A couple of quivering mouthbreathers at fullfrontalfellatio.org can barely contain themselves as they discuss Saint McSame --

John McCain may be the underdog in the presidential race but you wouldn’t know it from his campaign’s bold stance on energy policy.
Oooohh, lip-prints! Bold, greasy lip-prints!
Last week, McCain [-- who lives in landlocked Arizona --] pledged to end flipflopped on ending the 1982 moratorium on offshore gas and oil drilling in the continental United States.
There, fixed it for you. Next week, he'll pledge to send a man to Uranus to drill for oil, just as long as its not psycho aide Charlie "boom boom" Black.
This week, he proposed offering $300 million [of his wealthy wife's beer money!] to any individual that can develop a better car battery.
Well this week I'm proposing offering a brazillion to anyone who can develop a flying car that runs on your mom.

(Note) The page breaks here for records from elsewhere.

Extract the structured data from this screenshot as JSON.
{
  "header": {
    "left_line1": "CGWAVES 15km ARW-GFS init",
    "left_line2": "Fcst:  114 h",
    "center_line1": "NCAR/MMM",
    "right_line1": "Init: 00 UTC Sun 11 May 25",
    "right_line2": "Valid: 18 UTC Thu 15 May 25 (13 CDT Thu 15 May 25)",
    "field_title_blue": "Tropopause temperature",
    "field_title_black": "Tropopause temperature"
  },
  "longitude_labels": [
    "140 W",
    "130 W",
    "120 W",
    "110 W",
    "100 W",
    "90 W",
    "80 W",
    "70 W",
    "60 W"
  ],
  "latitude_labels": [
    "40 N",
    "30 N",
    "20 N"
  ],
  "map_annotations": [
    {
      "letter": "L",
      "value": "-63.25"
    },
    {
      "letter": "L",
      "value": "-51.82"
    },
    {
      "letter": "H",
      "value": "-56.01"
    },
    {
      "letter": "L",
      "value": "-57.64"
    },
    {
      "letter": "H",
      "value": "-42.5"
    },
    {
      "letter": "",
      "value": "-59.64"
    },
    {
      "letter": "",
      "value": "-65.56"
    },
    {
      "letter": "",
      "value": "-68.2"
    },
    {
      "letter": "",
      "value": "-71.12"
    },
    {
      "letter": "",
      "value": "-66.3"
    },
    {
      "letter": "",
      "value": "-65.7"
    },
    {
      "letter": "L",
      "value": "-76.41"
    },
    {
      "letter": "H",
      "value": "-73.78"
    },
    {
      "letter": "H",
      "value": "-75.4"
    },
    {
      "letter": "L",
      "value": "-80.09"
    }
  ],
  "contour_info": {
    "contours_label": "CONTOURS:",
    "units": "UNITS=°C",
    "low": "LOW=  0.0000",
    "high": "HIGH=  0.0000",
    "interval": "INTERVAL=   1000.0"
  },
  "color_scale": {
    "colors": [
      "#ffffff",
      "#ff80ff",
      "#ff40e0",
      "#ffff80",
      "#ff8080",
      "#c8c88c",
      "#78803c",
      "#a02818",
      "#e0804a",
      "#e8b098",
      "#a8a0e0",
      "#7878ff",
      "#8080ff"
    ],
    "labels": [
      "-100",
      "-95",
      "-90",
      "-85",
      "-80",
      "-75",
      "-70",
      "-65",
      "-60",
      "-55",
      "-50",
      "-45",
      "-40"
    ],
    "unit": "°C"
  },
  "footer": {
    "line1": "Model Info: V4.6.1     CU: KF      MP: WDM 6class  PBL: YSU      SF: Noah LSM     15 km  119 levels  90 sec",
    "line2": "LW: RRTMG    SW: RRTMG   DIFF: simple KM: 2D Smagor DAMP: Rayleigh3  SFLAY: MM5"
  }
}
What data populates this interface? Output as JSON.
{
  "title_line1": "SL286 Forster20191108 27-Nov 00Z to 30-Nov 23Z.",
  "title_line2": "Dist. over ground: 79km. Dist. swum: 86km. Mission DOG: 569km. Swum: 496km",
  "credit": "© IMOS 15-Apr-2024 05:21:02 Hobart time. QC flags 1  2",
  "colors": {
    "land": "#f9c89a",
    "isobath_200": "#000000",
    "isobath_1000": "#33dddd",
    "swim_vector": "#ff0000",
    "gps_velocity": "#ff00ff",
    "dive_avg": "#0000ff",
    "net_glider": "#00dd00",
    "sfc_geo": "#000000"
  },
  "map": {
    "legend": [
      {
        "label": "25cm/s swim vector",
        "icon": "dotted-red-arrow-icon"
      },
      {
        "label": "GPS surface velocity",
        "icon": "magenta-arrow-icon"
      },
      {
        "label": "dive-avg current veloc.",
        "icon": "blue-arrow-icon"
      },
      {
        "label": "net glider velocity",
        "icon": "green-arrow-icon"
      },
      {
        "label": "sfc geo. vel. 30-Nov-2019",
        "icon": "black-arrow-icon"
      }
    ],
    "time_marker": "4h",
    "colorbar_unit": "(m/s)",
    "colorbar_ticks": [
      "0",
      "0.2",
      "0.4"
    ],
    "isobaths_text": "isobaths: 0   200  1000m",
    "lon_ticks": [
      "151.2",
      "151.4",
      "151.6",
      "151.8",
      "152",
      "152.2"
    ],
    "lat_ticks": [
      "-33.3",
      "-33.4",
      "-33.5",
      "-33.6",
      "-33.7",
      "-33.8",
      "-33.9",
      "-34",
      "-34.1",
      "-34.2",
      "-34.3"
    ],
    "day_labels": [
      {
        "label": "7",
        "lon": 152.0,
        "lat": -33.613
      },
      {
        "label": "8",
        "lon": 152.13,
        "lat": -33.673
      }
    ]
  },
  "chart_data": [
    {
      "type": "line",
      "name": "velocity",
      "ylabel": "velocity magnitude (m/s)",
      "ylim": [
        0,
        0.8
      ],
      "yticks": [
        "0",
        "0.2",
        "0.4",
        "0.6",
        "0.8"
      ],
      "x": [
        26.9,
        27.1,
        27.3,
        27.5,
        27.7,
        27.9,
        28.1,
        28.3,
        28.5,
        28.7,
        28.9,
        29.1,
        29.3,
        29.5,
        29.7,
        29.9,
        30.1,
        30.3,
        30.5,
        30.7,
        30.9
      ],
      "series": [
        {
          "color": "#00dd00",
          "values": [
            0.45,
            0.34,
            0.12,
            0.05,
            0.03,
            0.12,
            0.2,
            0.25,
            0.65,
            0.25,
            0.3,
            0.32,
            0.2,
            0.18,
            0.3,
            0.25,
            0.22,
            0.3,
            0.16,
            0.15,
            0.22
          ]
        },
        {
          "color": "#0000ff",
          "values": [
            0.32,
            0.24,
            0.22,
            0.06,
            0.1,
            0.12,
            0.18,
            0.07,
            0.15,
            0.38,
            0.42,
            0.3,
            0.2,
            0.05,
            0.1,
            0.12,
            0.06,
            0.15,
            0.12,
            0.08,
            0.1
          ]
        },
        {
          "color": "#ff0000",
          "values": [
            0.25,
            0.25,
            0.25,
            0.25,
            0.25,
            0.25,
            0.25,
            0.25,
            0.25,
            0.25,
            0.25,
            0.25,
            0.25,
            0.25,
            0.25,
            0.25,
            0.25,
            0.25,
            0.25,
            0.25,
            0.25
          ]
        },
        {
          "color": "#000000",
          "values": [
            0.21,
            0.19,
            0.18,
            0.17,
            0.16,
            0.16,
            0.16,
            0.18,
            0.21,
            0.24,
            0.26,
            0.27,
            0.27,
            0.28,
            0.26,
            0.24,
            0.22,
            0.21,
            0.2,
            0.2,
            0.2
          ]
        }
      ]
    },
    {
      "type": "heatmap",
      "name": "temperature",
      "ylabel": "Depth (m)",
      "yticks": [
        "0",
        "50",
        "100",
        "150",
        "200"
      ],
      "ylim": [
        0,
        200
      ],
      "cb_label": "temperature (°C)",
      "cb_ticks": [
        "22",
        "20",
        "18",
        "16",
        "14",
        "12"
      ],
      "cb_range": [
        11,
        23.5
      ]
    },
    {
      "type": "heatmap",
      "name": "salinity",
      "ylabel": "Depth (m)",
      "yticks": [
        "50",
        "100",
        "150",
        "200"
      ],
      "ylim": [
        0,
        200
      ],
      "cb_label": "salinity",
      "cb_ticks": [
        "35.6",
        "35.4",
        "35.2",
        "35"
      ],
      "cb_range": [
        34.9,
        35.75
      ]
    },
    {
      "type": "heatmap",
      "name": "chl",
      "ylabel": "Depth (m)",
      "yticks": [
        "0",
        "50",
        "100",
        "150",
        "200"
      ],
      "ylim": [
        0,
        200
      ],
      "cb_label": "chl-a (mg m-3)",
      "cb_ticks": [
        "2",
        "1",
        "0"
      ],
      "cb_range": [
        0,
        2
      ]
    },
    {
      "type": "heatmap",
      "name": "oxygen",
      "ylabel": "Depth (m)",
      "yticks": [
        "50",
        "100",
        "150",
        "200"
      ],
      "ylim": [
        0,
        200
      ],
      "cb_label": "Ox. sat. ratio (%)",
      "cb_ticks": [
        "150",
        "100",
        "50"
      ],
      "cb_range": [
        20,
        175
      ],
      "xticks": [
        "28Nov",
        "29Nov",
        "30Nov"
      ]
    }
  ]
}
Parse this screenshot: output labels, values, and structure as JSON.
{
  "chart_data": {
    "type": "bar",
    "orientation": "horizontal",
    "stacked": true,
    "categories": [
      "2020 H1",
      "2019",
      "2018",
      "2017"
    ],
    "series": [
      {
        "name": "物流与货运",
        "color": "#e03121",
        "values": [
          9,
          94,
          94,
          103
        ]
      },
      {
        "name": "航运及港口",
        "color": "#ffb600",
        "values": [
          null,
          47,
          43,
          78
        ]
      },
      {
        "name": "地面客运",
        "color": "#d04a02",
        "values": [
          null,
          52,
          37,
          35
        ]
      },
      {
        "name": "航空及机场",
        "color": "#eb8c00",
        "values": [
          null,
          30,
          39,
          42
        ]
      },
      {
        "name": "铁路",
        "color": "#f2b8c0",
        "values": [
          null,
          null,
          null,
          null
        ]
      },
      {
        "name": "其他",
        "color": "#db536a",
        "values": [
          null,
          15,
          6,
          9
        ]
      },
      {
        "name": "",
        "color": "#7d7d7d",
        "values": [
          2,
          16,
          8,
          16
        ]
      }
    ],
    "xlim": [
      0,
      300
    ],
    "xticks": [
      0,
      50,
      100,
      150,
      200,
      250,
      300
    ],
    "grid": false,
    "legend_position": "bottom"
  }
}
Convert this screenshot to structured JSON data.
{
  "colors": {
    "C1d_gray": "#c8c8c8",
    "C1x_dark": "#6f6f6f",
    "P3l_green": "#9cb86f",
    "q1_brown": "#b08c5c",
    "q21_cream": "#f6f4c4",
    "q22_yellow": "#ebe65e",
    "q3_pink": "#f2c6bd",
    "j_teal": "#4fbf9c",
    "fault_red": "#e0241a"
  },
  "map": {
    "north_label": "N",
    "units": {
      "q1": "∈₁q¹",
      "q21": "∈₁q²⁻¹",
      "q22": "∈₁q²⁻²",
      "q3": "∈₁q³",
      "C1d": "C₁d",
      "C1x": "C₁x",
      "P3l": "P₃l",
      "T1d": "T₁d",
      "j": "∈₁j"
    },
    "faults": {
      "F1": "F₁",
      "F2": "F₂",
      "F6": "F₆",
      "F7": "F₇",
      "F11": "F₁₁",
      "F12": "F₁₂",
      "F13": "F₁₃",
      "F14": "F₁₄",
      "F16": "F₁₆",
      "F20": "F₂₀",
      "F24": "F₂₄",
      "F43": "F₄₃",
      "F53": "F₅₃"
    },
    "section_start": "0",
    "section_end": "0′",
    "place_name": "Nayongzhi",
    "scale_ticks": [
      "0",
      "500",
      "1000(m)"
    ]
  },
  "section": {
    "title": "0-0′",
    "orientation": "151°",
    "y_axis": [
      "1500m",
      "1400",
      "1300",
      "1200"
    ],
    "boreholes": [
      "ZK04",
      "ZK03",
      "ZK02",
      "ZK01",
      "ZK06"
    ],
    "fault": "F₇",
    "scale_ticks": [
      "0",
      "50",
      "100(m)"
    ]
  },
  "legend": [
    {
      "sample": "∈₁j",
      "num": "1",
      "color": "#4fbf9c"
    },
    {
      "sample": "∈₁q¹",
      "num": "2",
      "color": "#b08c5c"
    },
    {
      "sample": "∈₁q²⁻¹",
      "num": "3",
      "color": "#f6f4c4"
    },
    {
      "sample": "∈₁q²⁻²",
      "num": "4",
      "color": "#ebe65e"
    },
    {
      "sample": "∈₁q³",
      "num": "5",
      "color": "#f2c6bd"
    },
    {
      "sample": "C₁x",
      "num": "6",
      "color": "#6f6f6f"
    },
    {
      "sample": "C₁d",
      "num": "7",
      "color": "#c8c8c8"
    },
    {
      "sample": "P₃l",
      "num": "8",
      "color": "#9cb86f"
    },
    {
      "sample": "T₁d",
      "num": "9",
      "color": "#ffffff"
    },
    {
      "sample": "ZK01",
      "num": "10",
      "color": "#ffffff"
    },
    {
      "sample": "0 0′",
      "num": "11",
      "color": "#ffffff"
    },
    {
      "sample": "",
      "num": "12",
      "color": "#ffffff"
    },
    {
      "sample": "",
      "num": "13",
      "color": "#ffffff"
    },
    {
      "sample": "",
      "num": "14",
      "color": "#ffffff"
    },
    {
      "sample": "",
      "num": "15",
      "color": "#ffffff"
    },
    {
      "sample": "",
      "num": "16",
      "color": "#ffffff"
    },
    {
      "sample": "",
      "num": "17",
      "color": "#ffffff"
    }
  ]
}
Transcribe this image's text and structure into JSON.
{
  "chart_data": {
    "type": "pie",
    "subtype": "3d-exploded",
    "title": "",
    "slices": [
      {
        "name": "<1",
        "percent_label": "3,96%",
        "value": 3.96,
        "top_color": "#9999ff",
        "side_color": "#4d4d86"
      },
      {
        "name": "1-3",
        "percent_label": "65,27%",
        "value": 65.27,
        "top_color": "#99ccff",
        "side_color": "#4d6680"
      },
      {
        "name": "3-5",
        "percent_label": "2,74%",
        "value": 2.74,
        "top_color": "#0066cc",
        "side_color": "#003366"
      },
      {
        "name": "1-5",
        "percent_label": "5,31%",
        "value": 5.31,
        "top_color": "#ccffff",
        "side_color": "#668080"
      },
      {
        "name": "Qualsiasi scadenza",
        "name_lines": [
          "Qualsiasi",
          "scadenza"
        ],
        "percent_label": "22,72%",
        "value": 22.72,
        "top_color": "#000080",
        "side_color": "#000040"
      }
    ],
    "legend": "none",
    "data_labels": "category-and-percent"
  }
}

Fuckwits.

1 comment:

Anonymous said...

This week, he proposed offering $300 million [of his wealthy wife's beer money!] to any individual that can develop a better car battery.

[sigh] Just like that, huh?

Richard Feynman once told a story about being approached by the Army to help them finalize development of a tank that would use the dirt it ran on as fuel.

They had already done all of what they regarded as 'the hard stuff'-- the mechanism for scooping up dirt as the tank ran and feeding it into a hopper for processing-- they merely needed help with the final step: how to turn the dirt into fuel.

Feynman looked hard at them. They were serious. Then he laughed and laughed. And left.